Surprisingly, more than eight out of ten patents held by patent trolls were deemed unenforceable when challenged in court. The good news is 90% of businesses who challenge patent trolls will win but it’s the cost of winning that could bankrupt you.
If you think you’re covered by blanket IP insurance, think again. When you make something for yourself and accidently use a technology that is already patented, you are covered but if you make it for someone else (like an agency may do), you have no protection.
For agencies, it’s time to allocate risk. It is not enough to cap liability in your contract. Most of the time, indemnification for patent infringement is excluded from liability. So you need to tackle patent infringement head on and figure out a way to make fiscal sense to take it on if you are served with a lawsuit. But how do you convince in house counsel that it is fair and equitable thing to do?

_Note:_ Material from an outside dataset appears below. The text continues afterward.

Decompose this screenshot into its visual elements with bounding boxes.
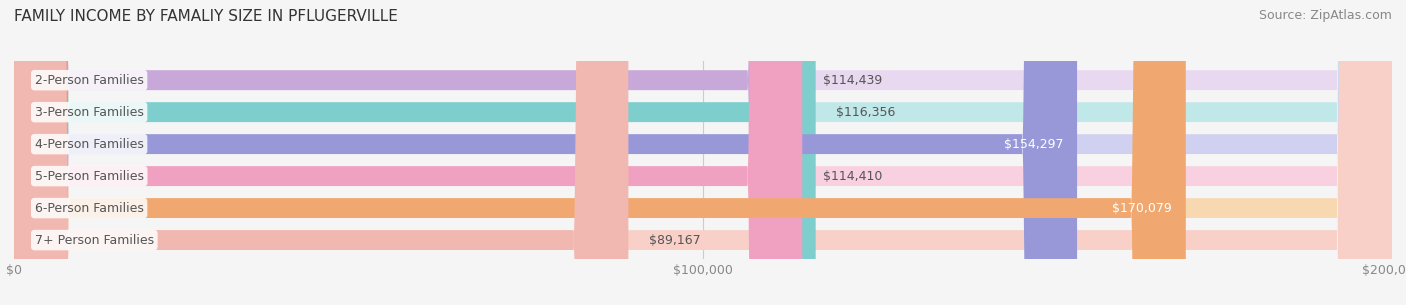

You have to imagine, if you were sued, could you pay back everything you made and then some? If yes, then put that as the cap on liability for patent infringement into your contract. If you could only risk a portion of the money you’ve made, then that’s what you need to set the cap as. To get this included, you may have to be more lenient in other areas such as breach of contract. Patent infringement is where the expense is. Gross has never seen anyone bankrupted by breach of contract but if you are sued for IP infringement, you could lose your company. That is the life threatening stuff and agencies have to start protecting themselves from the start of projects.
As Gross states in the new SoDA report, “It’s simple math: a $500,000 project simply isn’t worth $10 million in risk.”
There is one bit of good news. America Invents Act has come into practise in 2011. This allows patents to go to the “first to file” instead of the “first to invent.” Basically, whoever runs the fastest wins. But there is now a provision that states that companies who are suing are no longer able to sue an entire group of infringers, but instead have to sue individuals. This should mean there is will be a reduction in lawsuits by patent trolls as they will have a higher cost to file.
It doesn’t mean patent trolls won’t still be out there. In fact, the more we create in the digital space, the more we may be putting ourselves at risk. So it’s time to get smart. Make sure you allocate the risk. Patent trolls are a growing trend and it’s only going to get worse from here on in.